Said another HR professional: “I can think of many times where we’d do an investigation, turn in a report, and they’d sit on it for a really long time and then send it back with instructions to edit it. If it’s leaning against the city, it would have to be rewritten and resubmitted to DHR before they accept it.”
When pressed if these edits would mitigate specific complaints regarding racial, sexual, or other forms of alleged discrimination, this HR professional replied “the way it’s set up is designed for that purpose.”
Broussard, as the Black Employee Alliance letter intimated, was not the only city employee who was allegedly lied to and misled by Sherman.
A trove of increasingly desperate texts and emails between Sherman and Assistant Fire Chief Nicol Juratovac reveal that Sherman for months strung along the longtime firefighter, assuring her that a finding in her favor regarding a discrimination claim was perhaps only minutes away from completion. The agonizing, months-long delay was justified to Juratovac by Sherman via a purported series of unfortunate events: Relatives falling sick or dying; tropical storms knocking out power; technical glitches, or even her phone being dropped into the sink.
In fact, such a finding was never written and Juratovac was subsequently informed that, prior to Sherman’s hasty Sept. 11, 2020 resignation, the investigation into Juratovac’s claims were never completed.
Disturbingly, Callahan was on multiple occasions informed by Juratovac, in writing, of Sherman’s claim that a finding in Juratovac’s favor had been completed and signed by Callahan.
While Callahan replied that no such finding existed, it does not appear she took any steps regarding Sherman’s claim that one did — and that Callahan had signed it.
By early August 2020, Sherman’s misrepresentations — and misrepresentations about her boss’ own actions — were being reported directly to her boss. Six weeks later, Callahan would send out an email admitting to wrongdoing by her department and labeling Sherman a “rogue employee.”
Juratovac has subsequently sued the city for discrimination and retaliation.
Sherman has never responded to multiple calls and text messages from Mission Local. Her motivation for these alleged misdeeds remains elusive. As a veteran manager who’d handled prior negotiated settlements, she had to know there was no chance of success in this bizarre alleged ploy involving the bogus settlement — and, certainly, no means of self-enrichment.
A clue may be found, however, in Sherman’s confessional email. In that letter, she noted that she had “new information” regarding Broussard’s complaint of racist bullying, and told this to Linda Simon, who then oversaw the EEO office: “I … explained the new information and the narrow review of the proposed investigation and she said ok but that there would not be a finding.”
This would appear to indicate that, regardless of what Sherman had found — or would perhaps go on to find — that the outcome of the investigation was preordained, and Broussard was not due any compensation from the city.

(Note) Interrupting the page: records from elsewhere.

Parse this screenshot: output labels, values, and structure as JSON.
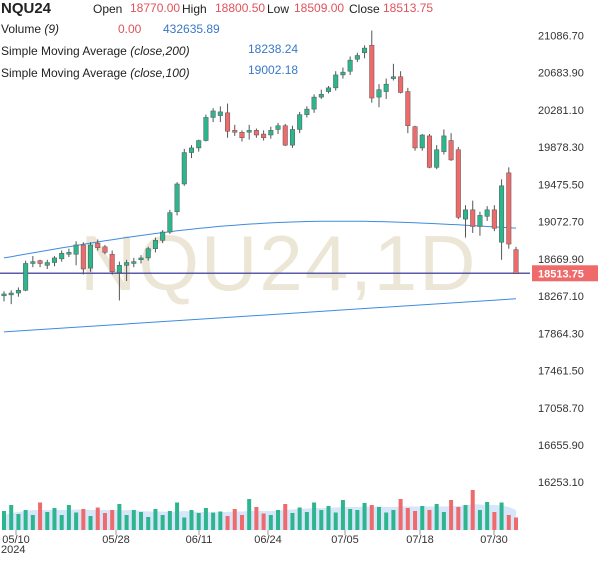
{
  "header": {
    "symbol": "NQU24",
    "open_label": "Open",
    "open": "18770.00",
    "high_label": "High",
    "high": "18800.50",
    "low_label": "Low",
    "low": "18509.00",
    "close_label": "Close",
    "close": "18513.75",
    "volume_label": "Volume",
    "volume_period": "(9)",
    "volume_value1": "0.00",
    "volume_value2": "432635.89",
    "sma200_label": "Simple Moving Average",
    "sma200_params": "(close,200)",
    "sma200_value": "18238.24",
    "sma100_label": "Simple Moving Average",
    "sma100_params": "(close,100)",
    "sma100_value": "19002.18"
  },
  "watermark": "NQU24,1D",
  "colors": {
    "up": "#2db58d",
    "down": "#ef6b6b",
    "sma": "#3f8be0",
    "price_line": "#5a5aa8",
    "price_badge": "#ef6b6b",
    "volume_area": "#d7e6fb",
    "watermark": "#ece6d6"
  },
  "chart_data": {
    "type": "candlestick",
    "y_ticks": [
      "21086.70",
      "20683.90",
      "20281.10",
      "19878.30",
      "19475.50",
      "19072.70",
      "18669.90",
      "18267.10",
      "17864.30",
      "17461.50",
      "17058.70",
      "16655.90",
      "16253.10"
    ],
    "ylim": [
      16050,
      21200
    ],
    "x_ticks": [
      "05/10",
      "05/28",
      "06/11",
      "06/24",
      "07/05",
      "07/18",
      "07/30"
    ],
    "x_sublabel": "2024",
    "current_price": "18513.75",
    "series": [
      {
        "name": "NQU24",
        "kind": "ohlc",
        "ohlc": [
          [
            18270,
            18320,
            18210,
            18290
          ],
          [
            18280,
            18330,
            18180,
            18300
          ],
          [
            18300,
            18360,
            18260,
            18330
          ],
          [
            18330,
            18650,
            18320,
            18620
          ],
          [
            18620,
            18700,
            18580,
            18640
          ],
          [
            18650,
            18660,
            18580,
            18620
          ],
          [
            18600,
            18660,
            18560,
            18630
          ],
          [
            18630,
            18700,
            18590,
            18680
          ],
          [
            18670,
            18760,
            18640,
            18730
          ],
          [
            18720,
            18780,
            18690,
            18740
          ],
          [
            18720,
            18860,
            18600,
            18820
          ],
          [
            18820,
            18850,
            18500,
            18560
          ],
          [
            18570,
            18850,
            18530,
            18820
          ],
          [
            18840,
            18880,
            18760,
            18790
          ],
          [
            18800,
            18820,
            18720,
            18740
          ],
          [
            18720,
            18760,
            18500,
            18530
          ],
          [
            18520,
            18640,
            18220,
            18600
          ],
          [
            18600,
            18660,
            18430,
            18630
          ],
          [
            18620,
            18680,
            18580,
            18640
          ],
          [
            18660,
            18710,
            18620,
            18680
          ],
          [
            18680,
            18800,
            18650,
            18780
          ],
          [
            18780,
            18900,
            18740,
            18870
          ],
          [
            18870,
            18980,
            18840,
            18960
          ],
          [
            18960,
            19200,
            18940,
            19170
          ],
          [
            19180,
            19500,
            19140,
            19480
          ],
          [
            19480,
            19860,
            19460,
            19820
          ],
          [
            19820,
            19900,
            19760,
            19870
          ],
          [
            19870,
            19960,
            19830,
            19950
          ],
          [
            19950,
            20230,
            19940,
            20200
          ],
          [
            20200,
            20300,
            20150,
            20270
          ],
          [
            20220,
            20320,
            20150,
            20260
          ],
          [
            20250,
            20350,
            19980,
            20050
          ],
          [
            20060,
            20120,
            20000,
            20040
          ],
          [
            20040,
            20060,
            19940,
            19980
          ],
          [
            20040,
            20120,
            19960,
            20060
          ],
          [
            20060,
            20080,
            19980,
            20010
          ],
          [
            20020,
            20060,
            19950,
            19980
          ],
          [
            20010,
            20100,
            19970,
            20060
          ],
          [
            20070,
            20140,
            20020,
            20110
          ],
          [
            20110,
            20130,
            19890,
            19900
          ],
          [
            19900,
            20110,
            19870,
            20070
          ],
          [
            20070,
            20260,
            20030,
            20230
          ],
          [
            20230,
            20320,
            20200,
            20290
          ],
          [
            20290,
            20450,
            20250,
            20420
          ],
          [
            20420,
            20500,
            20400,
            20450
          ],
          [
            20480,
            20540,
            20460,
            20520
          ],
          [
            20520,
            20700,
            20490,
            20660
          ],
          [
            20660,
            20740,
            20620,
            20690
          ],
          [
            20700,
            20860,
            20660,
            20820
          ],
          [
            20830,
            20900,
            20800,
            20870
          ],
          [
            20900,
            20980,
            20840,
            20950
          ],
          [
            20980,
            21140,
            20360,
            20410
          ],
          [
            20420,
            20560,
            20310,
            20500
          ],
          [
            20480,
            20620,
            20400,
            20560
          ],
          [
            20620,
            20780,
            20600,
            20640
          ],
          [
            20640,
            20700,
            20460,
            20470
          ],
          [
            20480,
            20520,
            20030,
            20110
          ],
          [
            20100,
            20110,
            19840,
            19870
          ],
          [
            19870,
            20020,
            19840,
            20010
          ],
          [
            20000,
            20020,
            19650,
            19660
          ],
          [
            19660,
            19900,
            19640,
            19850
          ],
          [
            19830,
            20070,
            19800,
            20000
          ],
          [
            19950,
            20030,
            19730,
            19740
          ],
          [
            19850,
            19880,
            19100,
            19120
          ],
          [
            19100,
            19250,
            18900,
            19200
          ],
          [
            19200,
            19300,
            18950,
            19020
          ],
          [
            19020,
            19180,
            18920,
            19140
          ],
          [
            19130,
            19240,
            19080,
            19200
          ],
          [
            19200,
            19250,
            18970,
            19000
          ],
          [
            18850,
            19530,
            18660,
            19460
          ],
          [
            19600,
            19660,
            18780,
            18830
          ],
          [
            18770,
            18800,
            18509,
            18513.75
          ]
        ]
      },
      {
        "name": "Simple Moving Average (close,200)",
        "kind": "line",
        "values": [
          [
            0,
            17880
          ],
          [
            71,
            18238.24
          ]
        ]
      },
      {
        "name": "Simple Moving Average (close,100)",
        "kind": "line",
        "values": [
          [
            0,
            18680
          ],
          [
            71,
            19002.18
          ]
        ]
      },
      {
        "name": "Volume (9)",
        "kind": "volume",
        "values": [
          0.38,
          0.5,
          0.32,
          0.4,
          0.3,
          0.55,
          0.36,
          0.44,
          0.3,
          0.5,
          0.35,
          0.42,
          0.28,
          0.45,
          0.34,
          0.4,
          0.52,
          0.3,
          0.4,
          0.36,
          0.26,
          0.42,
          0.3,
          0.38,
          0.55,
          0.25,
          0.4,
          0.34,
          0.44,
          0.35,
          0.37,
          0.28,
          0.42,
          0.3,
          0.62,
          0.46,
          0.33,
          0.3,
          0.4,
          0.52,
          0.34,
          0.45,
          0.36,
          0.55,
          0.4,
          0.48,
          0.35,
          0.6,
          0.42,
          0.4,
          0.54,
          0.5,
          0.46,
          0.35,
          0.4,
          0.62,
          0.44,
          0.38,
          0.48,
          0.4,
          0.52,
          0.36,
          0.6,
          0.46,
          0.5,
          0.8,
          0.4,
          0.56,
          0.36,
          0.55,
          0.3,
          0.25
        ],
        "area": [
          0.3,
          0.34,
          0.36,
          0.38,
          0.4,
          0.4,
          0.4,
          0.4,
          0.4,
          0.4,
          0.41,
          0.41,
          0.4,
          0.4,
          0.4,
          0.4,
          0.39,
          0.4,
          0.4,
          0.38,
          0.37,
          0.37,
          0.37,
          0.36,
          0.37,
          0.38,
          0.37,
          0.36,
          0.36,
          0.35,
          0.36,
          0.36,
          0.37,
          0.37,
          0.38,
          0.38,
          0.38,
          0.38,
          0.39,
          0.4,
          0.41,
          0.42,
          0.43,
          0.44,
          0.44,
          0.44,
          0.45,
          0.46,
          0.46,
          0.46,
          0.47,
          0.47,
          0.47,
          0.46,
          0.46,
          0.47,
          0.47,
          0.47,
          0.47,
          0.47,
          0.47,
          0.47,
          0.48,
          0.48,
          0.49,
          0.52,
          0.51,
          0.5,
          0.5,
          0.49,
          0.46,
          0.4
        ]
      }
    ]
  }
}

“That is where I made my first terrible decision,” Sherman continued in her letter. “I shared with [Broussard] my take on the merits of [her] complaint and [she] immediately filed an external complaint requesting an immediate right to sue, and filed suit based on my comments.”
Numerous former colleagues of Sherman’s postulated that her misguided attempts to help her client led her down a path of increasingly poor decisions — that have now led to multiple felony charges.
“I don’t have the words right now to explain the embarrassment, shame, regret I feel,” concludes her Sept. 11, 2020 email. “Again, I will fully cooperate with whatever investigation process, consequences that are to come for me and I will do my best to try to right the many wrongs I’ve made.”